The insurance industry defends cancellations as necessary protection against fraud by those applying for coverage. Abuses skew the assessment of how risky and expensive it will be to cover someone and raise prices for honest customers, according to the insurers.
Consumers have said that confusing application forms used by some insurers elicited incomplete disclosures that could be used later to justify cancellations.
Aetna has hired independent review company MCMC of Boston to perform more than 40,000 reviews of medical bills and services each year.
Investigators in California have focused much of their attention on Health Net Inc. of Woodland Hills. On Sept. 12, the insurer settled a state probe by reinstating 926 sick customers, covering $14.2 million in medical bills and paying a $3.6-million fine.

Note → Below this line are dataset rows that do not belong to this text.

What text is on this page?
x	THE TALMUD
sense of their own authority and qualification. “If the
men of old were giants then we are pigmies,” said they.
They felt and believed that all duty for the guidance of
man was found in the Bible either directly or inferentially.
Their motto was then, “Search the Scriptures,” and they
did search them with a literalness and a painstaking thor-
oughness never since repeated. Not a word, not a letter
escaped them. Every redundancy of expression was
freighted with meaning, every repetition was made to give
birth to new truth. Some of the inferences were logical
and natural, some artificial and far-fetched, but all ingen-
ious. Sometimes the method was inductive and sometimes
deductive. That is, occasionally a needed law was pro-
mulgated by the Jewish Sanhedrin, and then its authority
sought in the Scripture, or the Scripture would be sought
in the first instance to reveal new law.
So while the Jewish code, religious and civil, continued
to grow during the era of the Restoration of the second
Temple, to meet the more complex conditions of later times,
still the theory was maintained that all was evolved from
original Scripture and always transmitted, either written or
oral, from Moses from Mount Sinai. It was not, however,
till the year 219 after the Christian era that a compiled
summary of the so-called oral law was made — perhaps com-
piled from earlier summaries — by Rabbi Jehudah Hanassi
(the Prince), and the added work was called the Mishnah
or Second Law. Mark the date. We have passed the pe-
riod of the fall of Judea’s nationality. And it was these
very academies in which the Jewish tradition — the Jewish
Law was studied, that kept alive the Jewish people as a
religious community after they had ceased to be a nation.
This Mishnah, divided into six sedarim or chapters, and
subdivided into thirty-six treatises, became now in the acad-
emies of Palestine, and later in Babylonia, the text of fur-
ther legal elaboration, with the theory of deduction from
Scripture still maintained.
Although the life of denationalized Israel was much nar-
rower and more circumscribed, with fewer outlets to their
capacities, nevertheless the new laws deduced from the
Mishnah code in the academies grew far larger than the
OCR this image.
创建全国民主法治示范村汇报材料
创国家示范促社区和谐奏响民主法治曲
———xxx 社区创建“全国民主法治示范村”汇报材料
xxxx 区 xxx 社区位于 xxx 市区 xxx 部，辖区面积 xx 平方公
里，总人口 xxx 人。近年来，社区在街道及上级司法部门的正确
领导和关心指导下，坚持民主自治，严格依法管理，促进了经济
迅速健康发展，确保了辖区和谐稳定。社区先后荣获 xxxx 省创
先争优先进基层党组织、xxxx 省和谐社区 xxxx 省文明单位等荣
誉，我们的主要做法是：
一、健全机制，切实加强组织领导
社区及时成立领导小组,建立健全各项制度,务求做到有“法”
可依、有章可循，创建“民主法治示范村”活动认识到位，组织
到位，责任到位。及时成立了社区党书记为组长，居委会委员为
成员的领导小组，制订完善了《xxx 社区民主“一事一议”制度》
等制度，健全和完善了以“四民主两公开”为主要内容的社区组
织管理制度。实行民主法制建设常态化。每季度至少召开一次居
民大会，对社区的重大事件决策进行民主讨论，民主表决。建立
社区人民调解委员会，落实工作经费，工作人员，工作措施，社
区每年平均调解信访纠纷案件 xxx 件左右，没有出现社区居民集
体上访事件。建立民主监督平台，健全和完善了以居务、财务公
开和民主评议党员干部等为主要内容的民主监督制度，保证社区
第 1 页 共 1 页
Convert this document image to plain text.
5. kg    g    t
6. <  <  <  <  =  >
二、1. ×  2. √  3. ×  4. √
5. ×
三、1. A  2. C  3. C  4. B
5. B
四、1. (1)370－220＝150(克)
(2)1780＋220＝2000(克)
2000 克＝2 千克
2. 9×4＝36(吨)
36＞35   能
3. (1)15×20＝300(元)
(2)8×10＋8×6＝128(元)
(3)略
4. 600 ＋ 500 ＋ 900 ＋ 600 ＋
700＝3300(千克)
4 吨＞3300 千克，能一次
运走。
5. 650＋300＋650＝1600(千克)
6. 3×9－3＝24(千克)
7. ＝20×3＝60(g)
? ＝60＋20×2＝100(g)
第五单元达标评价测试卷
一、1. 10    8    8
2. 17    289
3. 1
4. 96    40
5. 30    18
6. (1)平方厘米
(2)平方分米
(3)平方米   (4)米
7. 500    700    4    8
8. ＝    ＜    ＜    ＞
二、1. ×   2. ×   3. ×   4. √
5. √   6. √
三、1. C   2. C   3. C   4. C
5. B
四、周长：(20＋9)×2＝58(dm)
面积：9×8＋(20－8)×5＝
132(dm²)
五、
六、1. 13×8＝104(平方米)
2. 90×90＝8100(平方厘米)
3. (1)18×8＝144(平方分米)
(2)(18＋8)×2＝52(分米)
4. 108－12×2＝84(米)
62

Health Net paid a $1-million fine last year after California discovered it had been financially rewarding workers who found reasons to drop policyholders who had become ill. A judge in February ordered the company to pay $9.4 million to a hair stylist whose coverage was canceled while she was undergoing treatment for breast cancer.
The other companies that reached settlements are the PacifiCare unit of UnitedHealth Group Inc. of Minnetonka, Minn., the largest U.S. health insurer, and two nonprofit insurers, San Francisco-based Anthem Blue Shield of California and Kaiser Permanente of Oakland.
Aetna hasn't been embroiled in regulatory actions over rescissions because it is careful to investigate applications before granting coverage, said company spokesman Mohit Ghose.